The US Open runner-up had been unhappy when rain fell steadily in the first set, adding to the misery of playing in 10 degrees (50F).

"This is getting a little ridiculous. It's eight degrees. I'm not waiting," said Azarenka, refusing to hang around courtside "sitting like ducks" as the supervisor came out to inspect conditions.

"It's too cold. I live in Florida, I'm used to hot weather."

After just 15 minutes, play was suspended.

However, the Belarusian regained her composure when the match resumed even if she did complete it wearing black leggings and a tracksuit top.

She will face 40-year-old Venus Williams or Anna Karolina Schmiedlova for a place in the last 32.

"I am glad to get it finished so I can watch the others struggle in this weather and rain," said Azarenka.

Later, she told reporters that she agreed with 12-time champion Rafael Nadal's belief that the chilly conditions of playing in the autumn, rather than the tournament's traditional May-June slot, as well as the heavier balls, brought fresh challenges.

"Does it increase the risk of players getting injured? Absolutely, I think that it does. But what's going to happen, I don't know. I don't really want to think about it," she said.

"I think after the tournament there should be some real good feedback and explanations and conversations with players, that's for a fact."

Despite her frustrations, Azarenka believes it was the right decision to go-ahead with the French Open four months later than planned in an eerie atmosphere not helped by a daily limit of just 1,000 fans on the site.

"I think it's a complicated question, it really is.
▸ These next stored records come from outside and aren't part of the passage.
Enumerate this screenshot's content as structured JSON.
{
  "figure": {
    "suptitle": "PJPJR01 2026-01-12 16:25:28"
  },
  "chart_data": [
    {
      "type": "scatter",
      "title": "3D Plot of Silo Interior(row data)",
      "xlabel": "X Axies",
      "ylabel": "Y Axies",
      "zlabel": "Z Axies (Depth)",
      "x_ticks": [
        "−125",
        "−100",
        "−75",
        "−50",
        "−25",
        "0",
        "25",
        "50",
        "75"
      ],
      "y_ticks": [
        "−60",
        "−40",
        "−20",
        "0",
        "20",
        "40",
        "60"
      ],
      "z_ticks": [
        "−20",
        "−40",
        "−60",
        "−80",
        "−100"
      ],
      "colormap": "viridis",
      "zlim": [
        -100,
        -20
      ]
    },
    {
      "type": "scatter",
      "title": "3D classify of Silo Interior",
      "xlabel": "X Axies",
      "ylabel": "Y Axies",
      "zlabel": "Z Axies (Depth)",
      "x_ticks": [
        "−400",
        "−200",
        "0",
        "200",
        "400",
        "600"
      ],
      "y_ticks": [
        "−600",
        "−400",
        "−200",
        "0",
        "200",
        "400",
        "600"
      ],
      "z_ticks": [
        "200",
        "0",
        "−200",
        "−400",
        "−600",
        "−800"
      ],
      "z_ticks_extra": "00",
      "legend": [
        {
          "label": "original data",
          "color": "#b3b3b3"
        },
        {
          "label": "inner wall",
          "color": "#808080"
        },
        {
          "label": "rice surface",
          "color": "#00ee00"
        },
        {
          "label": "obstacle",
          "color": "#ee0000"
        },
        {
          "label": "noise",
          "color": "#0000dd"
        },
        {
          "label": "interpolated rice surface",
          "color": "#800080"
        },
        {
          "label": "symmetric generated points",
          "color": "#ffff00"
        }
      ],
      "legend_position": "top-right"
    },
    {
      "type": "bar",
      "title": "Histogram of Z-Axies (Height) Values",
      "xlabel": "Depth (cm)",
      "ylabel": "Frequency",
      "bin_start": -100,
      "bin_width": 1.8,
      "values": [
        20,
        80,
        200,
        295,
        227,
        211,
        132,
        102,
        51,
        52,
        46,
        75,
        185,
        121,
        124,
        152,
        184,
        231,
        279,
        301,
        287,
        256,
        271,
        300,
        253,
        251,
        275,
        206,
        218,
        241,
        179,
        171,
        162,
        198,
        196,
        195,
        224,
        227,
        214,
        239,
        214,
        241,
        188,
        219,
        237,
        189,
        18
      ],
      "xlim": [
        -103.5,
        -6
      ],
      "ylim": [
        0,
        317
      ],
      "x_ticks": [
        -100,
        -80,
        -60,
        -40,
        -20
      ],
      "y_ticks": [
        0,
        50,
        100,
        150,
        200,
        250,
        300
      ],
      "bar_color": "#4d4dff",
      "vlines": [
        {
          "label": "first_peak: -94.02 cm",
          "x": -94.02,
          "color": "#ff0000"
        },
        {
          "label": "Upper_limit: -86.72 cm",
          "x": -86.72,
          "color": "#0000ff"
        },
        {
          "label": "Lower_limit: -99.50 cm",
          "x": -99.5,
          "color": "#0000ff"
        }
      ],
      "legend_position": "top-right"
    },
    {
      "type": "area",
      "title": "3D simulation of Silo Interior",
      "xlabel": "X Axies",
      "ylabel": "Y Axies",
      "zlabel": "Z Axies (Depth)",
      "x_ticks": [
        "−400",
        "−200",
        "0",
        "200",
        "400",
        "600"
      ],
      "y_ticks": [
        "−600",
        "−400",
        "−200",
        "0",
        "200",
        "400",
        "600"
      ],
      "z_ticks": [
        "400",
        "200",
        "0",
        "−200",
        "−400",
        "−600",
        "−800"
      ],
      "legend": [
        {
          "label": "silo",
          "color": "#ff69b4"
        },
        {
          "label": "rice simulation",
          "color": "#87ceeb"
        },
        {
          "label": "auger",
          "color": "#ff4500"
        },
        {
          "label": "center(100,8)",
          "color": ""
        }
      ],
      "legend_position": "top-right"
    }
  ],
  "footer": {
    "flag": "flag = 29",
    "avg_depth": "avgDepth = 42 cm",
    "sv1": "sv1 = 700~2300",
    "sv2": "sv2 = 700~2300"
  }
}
I don't know if I've never really played in September in Paris. I've been here in October and I knew that it wasn't the best conditions to play tennis," she said.

"I think that the unfortunate part sometimes with the French Open is that there is no communications with players or the player council, so you kind of just make decision without consulting.

"Do I think it's better that the tournament is cancelled? I wouldn't particularly say so because I do believe that I want to play.

"Also I think lower-ranked players and doubles players have been hit pretty hard financially with the situation, so it's definitely a great opportunity to be able to have the tournament."